The best Schwarzenegger films always have a bit more to them than just the muscle of action spectacles. Total Recall (1990) and The Last Action Hero (1993) are two of Schwarzenegger’s best pictures and, paradoxically, that is both because of and in spite of Schwarzenegger himself. However, if you grew up as Schwarzenegger’s career hit its zenith then you know that neither of these films represents the epitome of what it means to be a Schwarzenegger flick. Schwarzenegger’s definitive roles and his most “Arnold” movies aren’t meant to be clever or reflexive. A real Schwarzenegger movie is about putting Arnold in absolutely insane situations and delighting in how, with little else but raw physical energy, he punches his way out. Of course it always helps if Arnold has some real nutcase dialogue to deliver in his signature Austrian accent. These films, like Conan The Barbarian (1982) and Commando (1985), all predate Schwarzenegger’s bid to be a family entertainer. That said, I submit Raw Deal (1986) as the ultimate Schwarzenegger feature.

In Raw Deal Schwarzenegger plays a former FBI agent turned small town sherif who is recruited by his old boss and mentor to infiltrate Sam Wanamaker’s criminal organization. As Arnold plows through Chicago on his unsanctioned crusade of justice he leaves mannequins raining from ceilings, Rolling Stones cassettes in tape decks, and a body count that would make Rambo blush.

In one key scene Arnold peaks around an open door while making snoring sounds with his mouth to avoid detection as he eavesdrops. Earlier in the film he cautioned his wife “You shouldn’t drink and bake” and later he threatens a goon with the zinger “I hope you’re not your mother’s only child”. Gary DeVore’s usual sense for witty quips seems to have gone wonderfully schizoid when he put pen to paper to write this opus.

Over seeing the production of Raw Deal was none other than John Irvin.
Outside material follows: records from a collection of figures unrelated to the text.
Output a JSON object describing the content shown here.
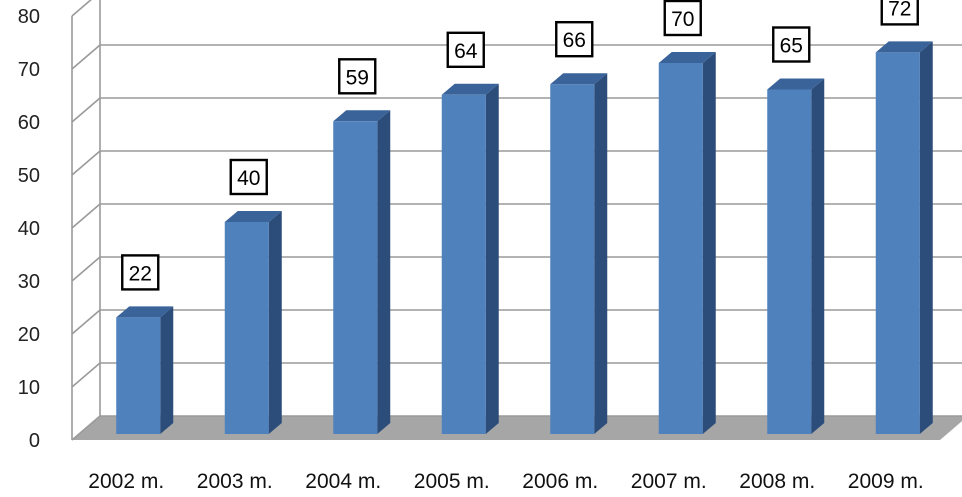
{
  "chart_data": {
    "type": "bar",
    "title": "",
    "xlabel": "",
    "ylabel": "",
    "categories": [
      "2002 m.",
      "2003 m.",
      "2004 m.",
      "2005 m.",
      "2006 m.",
      "2007 m.",
      "2008 m.",
      "2009 m."
    ],
    "values": [
      22,
      40,
      59,
      64,
      66,
      70,
      65,
      72
    ],
    "data_labels": [
      "22",
      "40",
      "59",
      "64",
      "66",
      "70",
      "65",
      "72"
    ],
    "yticks": [
      "0",
      "10",
      "20",
      "30",
      "40",
      "50",
      "60",
      "70",
      "80"
    ],
    "ylim": [
      0,
      80
    ],
    "grid": true,
    "legend": "none",
    "style": "3d-columns",
    "colors": {
      "bar_front": "#4f81bd",
      "bar_side": "#2c4d7a",
      "bar_top": "#3a6399",
      "floor": "#a6a6a6",
      "gridline": "#9a9a9a"
    }
  }
}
Irvin specializes in action spectacles with more chest thumping and scenery chewing than you can imagine. In Raw Deal Irvin really lets rip. In the opening credit montage we see one mode of transportation after another as mobsters commute to an FBI safe house to knock-off an informant. Every scene echoes this decision, cramming in as much dick swinging as possible to the point that the film seems to be a parody of itself.

That’s why Raw Deal is THE Arnold movie. No other film is as insanely obsessed with its own masculine bravura as Raw Deal is. It really does read as comedy 90% of the time. Even in the eighties there is no way someone could watch this film and take it as seriously as the movie takes itself. If you don’t understand why we still love Arnold after all of these years, look no further than Raw Deal.